RM: Sadly no. There is basically no such thing as a reissue label in India. No one buys records or CDs, all the stores are closing or have closed. The market is purely for downloads to cell phones. Some websites, some individual archives are trying to generate interest in older music, but again the relationship India has with its past is different than in the West. Of course certain artists, certain titles are only accessible through collectors and a few songs, here and there, have been found and reissued on compilations or on websites, but as of this writing there are no hipster, indie record labels.
CP: Do you experience a feeling like "loss" when you listen back to the old Indian records while living in or thinking about modern India?

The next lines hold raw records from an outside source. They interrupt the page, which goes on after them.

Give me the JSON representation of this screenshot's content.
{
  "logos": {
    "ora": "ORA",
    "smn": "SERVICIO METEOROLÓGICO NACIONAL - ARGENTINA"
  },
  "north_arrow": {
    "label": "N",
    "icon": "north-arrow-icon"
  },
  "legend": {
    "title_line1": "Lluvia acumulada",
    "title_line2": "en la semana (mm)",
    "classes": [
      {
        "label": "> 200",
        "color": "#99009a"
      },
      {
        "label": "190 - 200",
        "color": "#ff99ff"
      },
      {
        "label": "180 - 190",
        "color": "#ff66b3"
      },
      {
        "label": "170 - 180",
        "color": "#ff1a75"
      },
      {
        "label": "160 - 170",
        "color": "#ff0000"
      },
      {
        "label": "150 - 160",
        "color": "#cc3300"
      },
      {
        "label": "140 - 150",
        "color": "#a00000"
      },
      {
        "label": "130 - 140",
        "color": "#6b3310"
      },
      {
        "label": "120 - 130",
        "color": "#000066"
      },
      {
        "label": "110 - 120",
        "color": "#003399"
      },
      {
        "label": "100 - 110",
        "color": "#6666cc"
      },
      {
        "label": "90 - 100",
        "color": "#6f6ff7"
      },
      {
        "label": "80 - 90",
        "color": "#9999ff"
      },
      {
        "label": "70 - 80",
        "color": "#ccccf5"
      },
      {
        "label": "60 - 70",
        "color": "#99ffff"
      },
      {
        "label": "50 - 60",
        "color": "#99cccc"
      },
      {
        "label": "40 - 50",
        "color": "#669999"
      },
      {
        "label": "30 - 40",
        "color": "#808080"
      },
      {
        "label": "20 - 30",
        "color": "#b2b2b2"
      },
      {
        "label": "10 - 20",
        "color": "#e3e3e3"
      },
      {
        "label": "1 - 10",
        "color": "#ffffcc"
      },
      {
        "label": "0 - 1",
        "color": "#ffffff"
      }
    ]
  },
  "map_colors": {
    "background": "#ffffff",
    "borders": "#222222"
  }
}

RM: No. It's not my past, not my nostalgia to feel. Can you feel nostalgia for something you did not experience? I will admit to having the occasional fantasy of being a Zamindar (landlord) or minor maharaja that had a music room (as in Satyajit Ray's "Jalsagar") and musicians on hire for my evening entertainment. But that's different. I have a bit of a sadness at the volume of modern life in India that changes people's approach to sound and music, the noise pollution, the car horns. But that's not so much a loss as just part of the general disappointment in humanity that I feel all over the world. I think things were not always so good in the past. There were the beginnings of the end, always, at all times. "In my beginning is my end" to quote T.S. Eliot.
Robert Millis presents "Indian Talking Machine" at RhizomeDC (6950 Maple St. NW) in Washington D.C. on May 20 at 8 p.m.